Motivo? L'ex nerazzurro spiega tutto così: "E’ un moltiplicatore di energie. Potrei fare mille esempi, ma ne basta uno dell’anno del Triplete: perdiamo 3-1 a Catania e il giorno dopo ci massacra tutti, dal più forte al più scarso. Ci guardiamo negli occhi, ingoiamo, e quattro giorni dopo andiamo a vincere a Londra con il Chelsea. Mourinho sa leggere i tuoi nervi, anche quelli scoperti, e ci entra dentro". Capitolo Furbizia: "Tocca i tasti giusti, e non solo quelli dei suoi giocatori: mai vista tanta scientificità nel provocare gli avversari, tanta capacità di innervosirli. Ma lui fa di più: a volte si nutre della polemica, ma non c’è una volta che non ne tiene la squadra lontana il più possibile. Il parafulmine perfetto".

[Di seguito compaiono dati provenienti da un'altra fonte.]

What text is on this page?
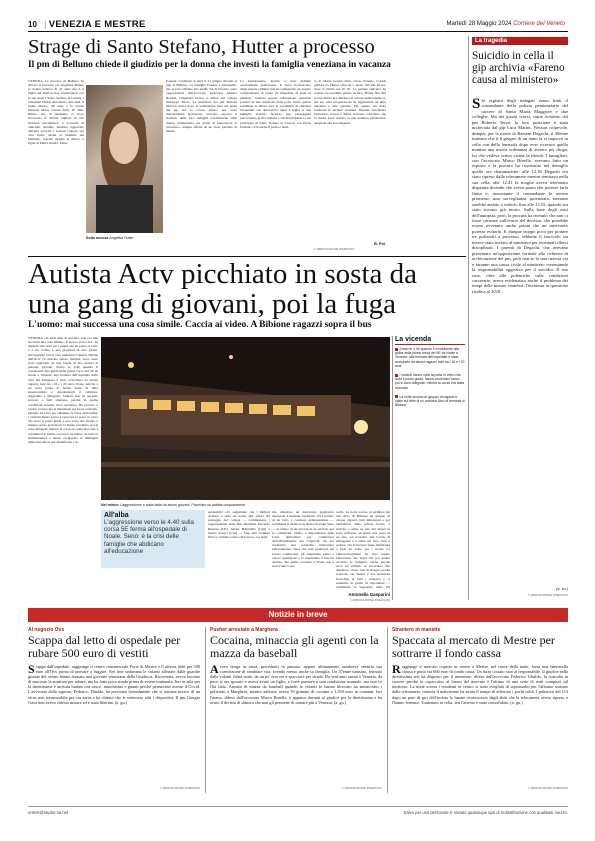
10 | VENEZIA E MESTRE	Martedì 28 Maggio 2024 Corriere del Veneto
Strage di Santo Stefano, Hutter a processo
Il pm di Belluno chiede il giudizio per la donna che investì la famiglia veneziana in vacanza
VENEZIA La procura di Belluno ha chiesto il processo per Angelika Hutter, la donna tedesca di 33 anni che il 6 luglio del 2023 uccise, investendoli con la sua Audi a Santo Stefano di Cadore, i veneziani Mattia Antoniello, due anni, il padre Marco, 48 anni e la nonna materna Maria Grazia Zuin, 65 anni. Hutter, che al momento si trova ricoverata in libertà vigilata in una struttura psichiatrica, è accusata di omicidio stradale plurimo aggravato dall'alta velocità e lesioni colpose per aver ferito anche la mamma del bambino, nonché moglie di Marco e figlia di Maria Grazia, Elena
Sotto accusa Angelika Hutter
Potente. L'udienza si terrà il 21 giugno davanti al gup di Belluno. Le famiglie Potente e Antoniello, che si sono affidate allo studio 3A di Vicenza, sono rappresentate dall'avvocato padovano Alberto Berardi, l'imputata invece è difesa dal collega Giuseppe Triolo. La decisione del pm Simone Marcon arriva dopo la valutazione fatta dai periti del gip che lo scorso marzo, nel corso dell'incidente probatorio, avevano esposto il risultato delle loro indagini psichiatriche sulla donna, definendola «in grado di partecipare al processo», sempre affetta da un vizio parziale di mente.
La trentatreenne, inoltre, è stata definita «socialmente pericolosa». Il vizio riconosciuto dagli esperti a Hutter non ha configurato un quadro compromesso al punto da impedirle di stare in giudizio, tuttavia questa valutazione potrebbe portare ad una riduzione della pena. Entro queste settimane la difesa avrà la possibilità di chiedere l'eventuale rito abbreviato. Quei 6 luglio le due famiglie stavano facendo una passeggiata percorrendo in fila indiana e sul marciapiede la via principale di Santo Stefano di Cadore: con Elena Potente, c'era anche il padre e mari-
to di Maria Grazia Zuin, Lucio Potente. L'Audi guidata da Hutter sfrecciò a quasi 100 km all'ora, dove il limite era di 50. La perizia sull'auto ha escluso un possibile guasto tecnico. Hutter fino alla scorsa marzo era detenuta al carcere della Giudecca, ma era stata prognosticata di aggressioni ad altre detenute e alle guardie. Per questo era stata trasferita in un'altra struttura. Durante l'incidente probatorio accusa e difesa avevano convenuto che la donna fosse trattata in una struttura psichiatrica adeguata alle sue esigenze.
B. Pol.
© RIPRODUZIONE RISERVATA
La tragedia
Suicidio in cella il gip archivia «Fareno causa al ministero»
S Si registro degli indagati erano finiti il comandante della polizia penitenziaria del carcere di Santa Maria Maggiore e due colleghe. Ma nei giorni scorsi, come richiesto dal pm Roberto Terzo, la loro posizione è stata archiviata dal gip Luca Marini. Nessun colpevole, dunque, per la morte di Bassem Degachi, il 38enne tunisino che il 6 giugno di un anno fa si impiccò in cella con della lenzuola dopo aver ricevuto quella mattina una nuova ordinanza di arresto per droga, lui che vedeva ormai vicina la libertà. I famigliari, con l'avvocato Marco Borella, avevano fatto un esposto e la procura ha ricostruito nel dettaglio quelle ore drammatiche: alle 12.30 Degachi era stato ripreso dalle telecamere mentre rientrava nella sua cella, alle 12.41 la moglie aveva telefonato disperata dicendo che aveva paura che potesse farla finita e, nonostante il comandante le avesse promesso una sorveglianza potenziata, nessuno sarebbe andato a vederlo fino alle 13.55, quando era stato trovato già morto. Sulla base degli esiti dell'autopsia, però, la procura ha ritenuto che non ci fosse certezze sull'orario del decesso, che potrebbe essere avvenuto anche prima che un intervento potesse evitarlo. E dunque troppo poco per portare tre poliziotti a processo, sebbene il fascicolo sia invece stato inviato al ministero per eventuali rilievi disciplinari. I parenti di Degachi, che avevano presentato un'opposizione formale alla richiesta di archiviazione del pm, però non se la sono messa via e faranno una causa civile al ministero contestando la responsabilità oggettiva per il suicidio. Il suo caso, oltre alle polemiche sulle condizioni carcerarie, aveva evidenziato anche il problema dei tempi delle misure cautelari: l'inchiesta in questione risaliva al 2018.
(a. zo.)
© RIPRODUZIONE RISERVATA
Autista Actv picchiato in sosta da una gang di giovani, poi la fuga
L'uomo: mai successa una cosa simile. Caccia ai video. A Bibione ragazzi sopra il bus
VENEZIA «In tanti anni di servizio, non era mai successa una cosa simile». E ancora sotto choc, ha disturbi alla vista per i pugni che ha preso al volto e a un occhio e una prognosi di otto giorni. All'ospedale con il viso tumefatto l'autista 50enne dell'Actv c'è arrivato sabato mattina, dopo esser stato aggredito da una banda di una decina di persone giovani. Erano le 4.40 quando il conducente alla guida della prima corsa del 5E da Noale a Venezia, alla fermata dell'ospedale della città del Tempesta è stato avvicinato da alcuni ragazzi, tutti tra i 16 e i 20 anni. Erano arrivati a un certo punto lo hanno preso di mira stuzzicandolo e chiedendogli il cellulare. Aggredito e dileggiato l'autista non ha neppure provato a farli smettere, perché in quelle condizioni sarebbe stato rischioso. Ha provato a lasciar correre ma la situazione era fuori controllo. Quando ha fatto per chiamare le forze dell'ordine, i violenti hanno preso a spaccare la porta in vetro che isola il posto guida e una volta che l'uomo è rimasto senza protezione lo hanno picchiato, poi si sono dileguati, mentre la corsa era stata bloccata. I carabinieri lo hanno soccorso, ne hanno raccolto la testimonianza e hanno recuperato le immagini delle telecamere per identificare i re-
Nel mirino L'aggressione è stata fatta da alcuni giovani. Picchiato un autista cinquantenne
All'alba
L'aggressione verso le 4.40 sulla corsa 5E ferma all'ospedale di Noale. Senò: è la crisi delle famiglie che abdicano all'educazione
sponsabili. «Ci auguriamo che i militari arrivino a dare un nome agli autori del pestaggio del collega — commentano i rappresentanti della Rsu aziendale Riccardo Ruzzon (Uil), Alvise Battistella (Cgil) e Guido Scarpa (Cisl) — Stop alla violenza fisica e verbale contro chi lavora». Le sigle
che chiedono un intervento legislativo nazionale. L'azienda condanna: «Si è trattato di un fatto a carattere delinquenziale — commenta il direttore di Avm Giovanni Seno — al danno di un lavoratore in servizio per la collettività. Siamo a disposizione delle forze dell'ordine per collaborare all'individuazione dei colpevoli. Se per normativa non possiamo intervenire nell'eventuale causa che sarà promossa dal nostro conducente, gli auguriamo pieno e veloce guarigione e lo aspettiamo a braccia aperte». Ma quello accaduto a Noale non è stato l'unico epi-
sodio. La notte scorsa, al terminal dei bus Atvo di Bibione un gruppo di cinque ragazzi, tutti minorenni e poi identificati dalla polizia locale, è riuscito a salire su uno dei mezzi in sosta nell'area, ad aprire una porta di un bus, ad accedere alla botola di emergenza e a salire sul tetto. Non è escluso che la bravata fosse finalizzata a farsi un video per i social. La videosorveglianza ha reso rapido l'intervento dei vigili che poi hanno avvisato le famiglie, anche perché Atvo ha valutato se procedere alla denuncia. «Sono casi di disagio sociale scaricato sui mezzi e sul personale front-line di tutti i trasporti e ci sentiamo in grado di rispondere — commenta la segreteria della Fit
Antonella Gasparini
© RIPRODUZIONE RISERVATA
La vicenda
Erano le 4.40 quando il conducente alla guida della prima corsa del 5E da Noale a Venezia, alla fermata dell'ospedale è stato avvicinato da alcuni ragazzi, tutti tra i 16 e i 20 anni
I violenti hanno rotto la porta in vetro che isola il posto guida, hanno picchiato l'uomo, poi si sono dileguati, mentre la corsa era stata bloccata
La notte scorsa un gruppo di ragazzi è salito sul tetto di un autobus Atvo al terminal di Bibione
Notizie in breve
Al negozio Ovs
Scappa dal letto di ospedale per rubare 500 euro di vestiti
Scappa dall'ospedale, raggiunge il centro commerciale Porte di Mestre e li afferra abiti per 500 euro all'Ovs prima di provare a fuggire. Nel fine settimana le volanti allertate dalle guardie giurate del centro hanno fermato una giovane veneziana della Giudecca. Ricoverata, aveva lasciato di nascosto la struttura per rubare, ma ha fatto poca strada prima di essere trattenuta. Ieri in aula per la direttissima è arrivata badata con casco, mascherina e guanti perché pensavano avesse il Covid. L'avvocato della signora, Federico Tibaldo, ha precisato formalmente che si trattava invece di un virus non trasmissibile per via aerea e ha chiesto che le venissero tolti i dispositivi. Il pm Giorgio Gava non aveva chiesto misure ed è stata liberata. (a. gu.)
© RIPRODUZIONE RISERVATA
Pusher arrestato a Marghera
Cocaina, minaccia gli agenti con la mazza da baseball
Aveva droga in tasca, precedenti in passato, eppure ultimamente sembrava sentirla sua convinzione di cambiare vita, avendo messo anche su famiglia. Un 37enne tunisino, fermato dalle volanti l'altra notte, da un po' non era a spacciare per strada. Da vent'anni ormai a Venezia, da poco si era sposato e aveva avuto un figlio, e forse puntava a una condizione normale, ma non ce l'ha fatta. Armato di mazza da baseball quando le volanti lo hanno bloccato ha minacciato i poliziotti a Marghera, mentre addosso aveva 19 grammi di cocaina e 1.350 euro in contanti. Ieri l'uomo, difeso dall'avvocato Marco Borella, è apparso davanti al giudice per la direttissima e ha avuto il divieto di dimora che non gli permette di tornare più a Venezia. (a. gu.)
© RIPRODUZIONE RISERVATA
Straniero in manette
Spaccata al mercato di Mestre per sottrarre il fondo cassa
Raggiunge il mercato coperto in centro a Mestre, nel cuore della notte, forza una bancarella chiusa e porta via 660 euro di fondo cassa. Un furto costato caro al responsabile. Il giudice nella direttissima ieri ha disposto per il momento, difeso dall'avvocato Federico Tibaldo, la custodia in carcere perché la «spaccata» al banco del mercato è l'ultimo di una serie di reati compiuti sul territorio. La notte scorsa i residenti in centro si sono svegliati di soprassalto per l'allarme scattato dalle telecamere, tuttavia il malvivente ha avuto il tempo di afferrare i pochi soldi. I poliziotti del 113 dopo un paio di giri dell'isolato lo hanno riconosciuto dagli abiti che la telecamera aveva ripreso e l'hanno fermato. Trattenuto in cella, ieri l'arresto è stato convalidato. (a. gu.)
© RIPRODUZIONE RISERVATA
ormes@studio-3a.net	Salvo per uso personale e' vietato qualunque tipo di redistribuzione con qualsiasi mezzo.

Poi, tra conoscenze, esperienza ed empatia, Materazzi chiude così il suo ritratto di Mou: "Le conoscenze sono oprattutto quelle che dà alla sua squadra sul conto della squadra da affrontare: dopo una settimana passata a lavorare sulla tattica degli avversari, sai tutto di loro. E vai in campo pronto a fare il tuo gioco, ma anche a disturbare il loro. Mourinho sa come si vince perché ha vinto tanto, e ha vinto tanto anche perché ha iniziato a farlo presto. Il segreto è stato cominciare la sua carriera da giovane, aveva la testa da allenatore già quando era un semplice assistente. L'empatia, poi, è la prima cosa che cerca con la squadra, la condizione che considera assolutamente necessaria per iniziare la costruzione di un gruppo forte, unito, senza crepe. Quello che poi porta a combattere contro tutto e contro tutti".